A Golang and Command-Line Interface to Archive.is

This package is a command-line tool named archive.is saving webpage to archive.today, it also supports imports as a Golang package for a programmatic. Please report all bugs and issues on Github.

Installation

From source (^Go 1.12):

go get github.com/wabarc/archive.is

From gobinaries.com:

curl -sf https://gobinaries.com/wabarc/archive.is/cmd/archive.is | sh

From releases

Usage

Command-line

$ archive.is https://www.google.com https://www.bbc.com

Output:
version: 0.0.1
date: unknown

https://www.google.com => https://archive.li/JYVMT
https://www.bbc.com => https://archive.li/HjqQV

Go package interfaces

package main

import (
        "fmt"

        "github.com/wabarc/archive.is/pkg"
)

func main() {
        links := []string{"https://www.google.com", "https://www.bbc.com"}
        arc := &is.Archiver{}
        got, _ := arc.Wayback(links)
        for orig, dest := range got {
                fmt.Println(orig, "=>", dest)
        }
}

// Output:
// https://www.google.com => https://archive.li/JYVMT
// https://www.bbc.com => https://archive.li/HjqQV

Access Tor Hidden Service

archive.today providing Tor Hidden Service to saving webpage, and it's preferred to access Tor Hidden Service, access http://archive.today if Tor Hidden Service is unavailable.

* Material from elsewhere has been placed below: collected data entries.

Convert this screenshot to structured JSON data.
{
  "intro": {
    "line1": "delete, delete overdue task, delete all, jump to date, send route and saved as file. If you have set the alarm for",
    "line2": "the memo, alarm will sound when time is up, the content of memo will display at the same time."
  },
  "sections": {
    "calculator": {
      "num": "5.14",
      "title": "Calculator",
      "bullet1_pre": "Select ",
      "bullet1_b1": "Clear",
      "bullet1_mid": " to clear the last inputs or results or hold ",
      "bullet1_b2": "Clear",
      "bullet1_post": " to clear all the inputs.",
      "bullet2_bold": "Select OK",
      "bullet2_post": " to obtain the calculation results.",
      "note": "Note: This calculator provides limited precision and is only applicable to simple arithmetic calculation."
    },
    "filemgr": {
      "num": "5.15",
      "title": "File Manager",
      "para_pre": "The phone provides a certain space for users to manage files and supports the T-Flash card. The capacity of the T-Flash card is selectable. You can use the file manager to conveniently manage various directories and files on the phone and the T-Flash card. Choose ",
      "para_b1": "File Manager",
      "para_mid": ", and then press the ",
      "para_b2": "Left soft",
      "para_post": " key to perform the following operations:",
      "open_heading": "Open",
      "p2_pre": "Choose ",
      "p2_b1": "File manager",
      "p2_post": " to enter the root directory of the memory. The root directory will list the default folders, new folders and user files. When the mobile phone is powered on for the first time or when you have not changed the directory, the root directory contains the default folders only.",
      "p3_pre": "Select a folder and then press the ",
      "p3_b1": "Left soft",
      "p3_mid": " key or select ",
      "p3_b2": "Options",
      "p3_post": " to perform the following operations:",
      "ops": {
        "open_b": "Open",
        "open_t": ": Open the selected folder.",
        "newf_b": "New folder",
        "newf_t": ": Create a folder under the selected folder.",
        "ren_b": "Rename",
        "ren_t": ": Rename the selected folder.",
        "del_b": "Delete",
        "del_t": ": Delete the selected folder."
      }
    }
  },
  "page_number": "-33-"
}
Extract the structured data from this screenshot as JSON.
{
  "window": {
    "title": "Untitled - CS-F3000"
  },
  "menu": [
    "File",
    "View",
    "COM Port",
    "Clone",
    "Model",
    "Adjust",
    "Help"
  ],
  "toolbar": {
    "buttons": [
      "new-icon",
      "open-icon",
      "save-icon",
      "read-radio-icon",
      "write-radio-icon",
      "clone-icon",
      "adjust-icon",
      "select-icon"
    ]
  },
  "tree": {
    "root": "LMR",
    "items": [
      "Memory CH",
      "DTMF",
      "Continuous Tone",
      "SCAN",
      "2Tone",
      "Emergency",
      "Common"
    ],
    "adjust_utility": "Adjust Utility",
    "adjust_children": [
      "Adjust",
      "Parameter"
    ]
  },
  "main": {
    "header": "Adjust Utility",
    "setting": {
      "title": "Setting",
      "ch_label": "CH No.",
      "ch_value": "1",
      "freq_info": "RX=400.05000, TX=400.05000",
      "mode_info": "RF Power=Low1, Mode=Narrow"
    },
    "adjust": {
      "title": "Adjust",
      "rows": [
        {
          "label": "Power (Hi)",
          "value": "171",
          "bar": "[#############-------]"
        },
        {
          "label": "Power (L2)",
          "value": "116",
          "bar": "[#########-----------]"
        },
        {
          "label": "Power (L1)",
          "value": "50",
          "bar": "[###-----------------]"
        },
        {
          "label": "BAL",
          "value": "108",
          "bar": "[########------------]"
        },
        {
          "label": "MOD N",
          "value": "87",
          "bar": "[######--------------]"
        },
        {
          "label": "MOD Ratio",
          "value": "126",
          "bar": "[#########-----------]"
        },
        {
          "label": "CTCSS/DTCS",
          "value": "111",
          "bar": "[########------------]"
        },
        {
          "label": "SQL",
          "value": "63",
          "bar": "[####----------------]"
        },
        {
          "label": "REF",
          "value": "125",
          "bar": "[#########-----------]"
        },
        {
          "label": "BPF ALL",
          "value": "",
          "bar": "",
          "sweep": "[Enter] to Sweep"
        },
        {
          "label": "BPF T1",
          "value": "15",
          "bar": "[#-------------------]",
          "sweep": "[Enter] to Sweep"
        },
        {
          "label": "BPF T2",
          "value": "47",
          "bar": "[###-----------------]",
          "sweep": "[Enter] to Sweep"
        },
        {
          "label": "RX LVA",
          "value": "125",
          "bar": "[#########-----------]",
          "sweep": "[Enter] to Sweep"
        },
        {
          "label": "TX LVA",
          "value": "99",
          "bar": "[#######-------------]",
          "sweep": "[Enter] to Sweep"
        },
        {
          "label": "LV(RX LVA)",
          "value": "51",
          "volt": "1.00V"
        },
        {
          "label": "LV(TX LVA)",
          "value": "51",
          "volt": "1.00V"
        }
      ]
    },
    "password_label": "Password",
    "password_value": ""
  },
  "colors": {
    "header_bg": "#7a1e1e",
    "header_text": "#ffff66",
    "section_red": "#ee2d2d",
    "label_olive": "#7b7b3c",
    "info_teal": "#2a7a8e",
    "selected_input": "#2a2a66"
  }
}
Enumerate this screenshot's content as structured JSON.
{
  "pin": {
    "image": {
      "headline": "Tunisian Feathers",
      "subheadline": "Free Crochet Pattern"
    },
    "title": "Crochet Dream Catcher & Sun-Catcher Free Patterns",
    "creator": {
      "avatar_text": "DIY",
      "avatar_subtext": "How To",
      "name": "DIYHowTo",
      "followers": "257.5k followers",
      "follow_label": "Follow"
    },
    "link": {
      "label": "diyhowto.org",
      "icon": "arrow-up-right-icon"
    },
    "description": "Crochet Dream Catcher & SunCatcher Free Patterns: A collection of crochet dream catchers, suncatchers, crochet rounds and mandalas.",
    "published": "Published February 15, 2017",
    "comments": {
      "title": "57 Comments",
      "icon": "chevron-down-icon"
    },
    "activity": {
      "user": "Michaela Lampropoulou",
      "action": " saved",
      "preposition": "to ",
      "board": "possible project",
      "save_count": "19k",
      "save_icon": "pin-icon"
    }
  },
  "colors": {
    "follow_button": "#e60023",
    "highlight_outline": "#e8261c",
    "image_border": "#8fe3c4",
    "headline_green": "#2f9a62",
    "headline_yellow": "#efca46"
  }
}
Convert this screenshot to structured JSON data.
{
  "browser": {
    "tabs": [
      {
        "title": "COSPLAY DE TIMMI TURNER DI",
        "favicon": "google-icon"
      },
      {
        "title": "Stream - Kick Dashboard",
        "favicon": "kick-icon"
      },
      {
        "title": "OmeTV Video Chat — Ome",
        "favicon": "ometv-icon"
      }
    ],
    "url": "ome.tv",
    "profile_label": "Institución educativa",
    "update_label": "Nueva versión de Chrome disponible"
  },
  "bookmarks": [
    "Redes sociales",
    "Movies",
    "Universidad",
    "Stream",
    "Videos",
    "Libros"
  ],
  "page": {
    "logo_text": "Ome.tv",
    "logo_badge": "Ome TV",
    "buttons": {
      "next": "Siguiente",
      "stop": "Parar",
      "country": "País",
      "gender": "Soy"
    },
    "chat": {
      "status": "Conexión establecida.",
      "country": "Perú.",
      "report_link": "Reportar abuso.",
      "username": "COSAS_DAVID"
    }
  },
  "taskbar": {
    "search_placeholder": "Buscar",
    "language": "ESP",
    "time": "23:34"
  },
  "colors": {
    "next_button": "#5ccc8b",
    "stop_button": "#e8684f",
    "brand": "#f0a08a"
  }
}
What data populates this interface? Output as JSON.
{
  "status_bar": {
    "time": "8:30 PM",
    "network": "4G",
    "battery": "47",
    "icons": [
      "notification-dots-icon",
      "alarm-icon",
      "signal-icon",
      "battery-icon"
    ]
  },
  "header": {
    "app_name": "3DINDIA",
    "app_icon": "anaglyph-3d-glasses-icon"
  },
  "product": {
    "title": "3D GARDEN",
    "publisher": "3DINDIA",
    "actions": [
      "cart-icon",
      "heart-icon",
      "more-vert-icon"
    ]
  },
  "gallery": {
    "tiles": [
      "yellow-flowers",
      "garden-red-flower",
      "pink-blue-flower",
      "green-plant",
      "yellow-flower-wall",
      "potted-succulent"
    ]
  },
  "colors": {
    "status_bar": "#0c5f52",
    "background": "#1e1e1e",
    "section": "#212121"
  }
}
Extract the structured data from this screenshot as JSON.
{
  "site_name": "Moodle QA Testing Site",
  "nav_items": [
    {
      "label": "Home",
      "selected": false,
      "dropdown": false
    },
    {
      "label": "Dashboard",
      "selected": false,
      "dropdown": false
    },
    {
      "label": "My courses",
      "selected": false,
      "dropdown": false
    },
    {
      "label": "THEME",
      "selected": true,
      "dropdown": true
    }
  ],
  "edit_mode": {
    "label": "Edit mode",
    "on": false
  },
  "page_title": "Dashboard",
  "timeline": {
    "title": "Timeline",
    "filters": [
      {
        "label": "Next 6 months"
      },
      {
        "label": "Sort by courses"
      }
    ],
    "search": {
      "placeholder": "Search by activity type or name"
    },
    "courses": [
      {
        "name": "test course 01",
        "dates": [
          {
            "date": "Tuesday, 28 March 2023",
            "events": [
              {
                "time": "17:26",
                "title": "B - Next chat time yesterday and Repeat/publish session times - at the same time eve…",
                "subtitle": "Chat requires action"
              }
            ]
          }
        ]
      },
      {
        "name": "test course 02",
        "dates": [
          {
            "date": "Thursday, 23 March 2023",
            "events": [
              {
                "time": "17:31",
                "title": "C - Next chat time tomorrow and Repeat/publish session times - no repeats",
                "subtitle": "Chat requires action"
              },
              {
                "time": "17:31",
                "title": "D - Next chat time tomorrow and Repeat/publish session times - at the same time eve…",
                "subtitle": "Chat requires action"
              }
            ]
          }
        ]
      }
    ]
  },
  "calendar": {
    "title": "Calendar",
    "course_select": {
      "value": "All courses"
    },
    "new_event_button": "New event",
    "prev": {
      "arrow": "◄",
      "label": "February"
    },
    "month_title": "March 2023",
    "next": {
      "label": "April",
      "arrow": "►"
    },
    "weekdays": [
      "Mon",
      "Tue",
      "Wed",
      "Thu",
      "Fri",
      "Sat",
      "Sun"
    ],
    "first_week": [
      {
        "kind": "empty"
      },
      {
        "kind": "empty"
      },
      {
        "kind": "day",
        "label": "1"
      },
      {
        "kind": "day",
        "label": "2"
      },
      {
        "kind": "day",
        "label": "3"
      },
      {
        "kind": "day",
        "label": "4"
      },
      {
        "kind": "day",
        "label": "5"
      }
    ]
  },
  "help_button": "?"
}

By default, the program will dial a proxy using tor socks port 127.0.0.1:9050, use TOR_HOST and TOR_SOCKS_PORT specified a different host and port

It'll look up tor executable file if dial socks proxy failed, and start it to dial proxy.

FAQ

archive.today is unavailable?

Archive.today may have enforced a strictly CAPTCHA policy, causing an exception to the request.

Solve:

Find cf_clearance item from cookies, and set as system environmental variable ARCHIVE_COOKIE, such as ARCHIVE_COOKIE=cf_clearance=ab170e4acc49bbnsaff8687212d2cdb987e5b798-1234542375-KDUKCHU

License

This software is released under the terms of the GNU General Public License v3.0. See the LICENSE file for details.